Selon la Chancellerie, le traitement d'un dossier de CRPC par le greffe prend 70 minutes contre 180 minutes pour un dossier de jugement. Cette procédure contribue donc au désengorgement des juridictions.
Cela n'autorise pas son développement sans limite. Nous gardons en mémoire les mots de Mme Delmas-Marty : « le risque existe que les procédures négociées ne représentent autre chose, à l'heure de la dérégulation, que l'introduction d'une économie de marché dans l'administration de la justice pénale ». Seul le procès dans certains cas est en mesure de jouer son rôle de pacification sociale. Il permet une mise à distance des parties par le rite, si important pour le juriste Antoine Garapon, une reconnaissance publique de l'infraction, une mesure publique de sa gravité, mais aussi une reconnaissance publique de la victime, qui peut ainsi se reconstruire.
La commission a supprimé l'article premier qui restreignait la CRPC aux délits passibles de moins de trois ans d'emprisonnement, et l'excluait dans les cas de récidive. Le Gouvernement approuve ce choix : le quantum de la peine n'est pas le critère le plus approprié, d'autant que les sanctions n'ont fait que s'aggraver ces dernières années avec la multiplication des circonstances aggravantes : un vol dans un distributeur de boissons, commis par deux personnes dans le RER peut valoir dix ans de prison ! De même pour la récidive : dans le contentieux routier, s'il n'y a pas de victimes, la CRPC est utile. Faisons confiance au discernement des magistrats. La CRPC peut être pertinente, car elle autorise un dialogue plus direct et responsabilise mieux le condamné.
Le texte de votre commission améliore substantiellement le droit positif. Il garantit les droits de la défense, énoncés par la CEDH. Le juge voit son rôle d'homologation renforcé : la nouvelle rédaction consacre la réserve d'interprétation du Conseil constitutionnel en 2004.
La CRPC ne pourra intervenir à la suite d'un défèrement : une personne fragilisée par une garde à vue ne peut pas toujours se prononcer en connaissance de cause.
Lorsque le prévenu est simultanément convoqué pour une CRPC et devant le tribunal correctionnel, imposer un délai de dix jours est une bonne chose afin d'éviter toute pression. Le Gouvernement proposera d'imposer au parquet de déposer au greffe sa proposition de peine dix jours à l'avance, afin de favoriser une discussion éclairée et la venue même des intéressés à l'audience. Nous sommes attachés à cet amendement, sans avoir réussi, semble-t-il, à vous convaincre jusqu'ici...
Votre commission souhaite enfin que la victime puisse adresser ses observations au procureur de la République et que le juge puisse refuser l'homologation s'il estime une audience au tribunal justifiée par la situation de la victime.

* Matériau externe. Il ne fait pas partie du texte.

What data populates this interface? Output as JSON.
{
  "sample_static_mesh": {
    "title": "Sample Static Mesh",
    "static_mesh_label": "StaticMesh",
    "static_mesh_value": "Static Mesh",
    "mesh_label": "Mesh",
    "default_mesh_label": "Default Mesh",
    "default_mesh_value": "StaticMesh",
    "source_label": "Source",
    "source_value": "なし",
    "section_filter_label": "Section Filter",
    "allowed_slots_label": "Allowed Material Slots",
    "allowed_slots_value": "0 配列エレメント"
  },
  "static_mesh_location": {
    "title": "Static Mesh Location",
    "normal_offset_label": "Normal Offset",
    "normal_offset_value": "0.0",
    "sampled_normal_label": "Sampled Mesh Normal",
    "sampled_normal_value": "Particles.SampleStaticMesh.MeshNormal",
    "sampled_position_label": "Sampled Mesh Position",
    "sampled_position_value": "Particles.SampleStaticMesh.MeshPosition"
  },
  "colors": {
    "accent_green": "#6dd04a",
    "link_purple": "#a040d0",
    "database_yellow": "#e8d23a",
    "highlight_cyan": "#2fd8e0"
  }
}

Le Gouvernement soutient cette proposition de loi qui renforce les droits des personnes. (Applaudissements à gauche et au banc de la commission)
M. Yves Détraigne . - La proposition de loi du RDSE vise, selon son intitulé, à « réformer » la CRPC, sa rédaction initiale la faisait plutôt disparaître...
Pour sa part, le groupe UDI-UC croit à la pertinence et à l'efficacité de ce type de procédure. Malgré les interrogations légitimes qu'elle a soulevées, la CRPC a rencontré un franc succès : 65 000 affaires pénales en 2012, soit 13 % des poursuites. Ce taux n'a cessé d'augmenter depuis 2005.
Son champ a été étendu en 2011 à tous les délits.
L'objectif est louable : alléger les audiences correctionnelles des affaires simples, pour prononcer des peines plus efficaces.
Les juridictions ont su trouver un usage adapté de cette procédure : c'est ainsi que 58 % des contentieux routiers sont réglés. Elle désengorge nos juridictions tout en apportant une réponse efficace à des délits avérés.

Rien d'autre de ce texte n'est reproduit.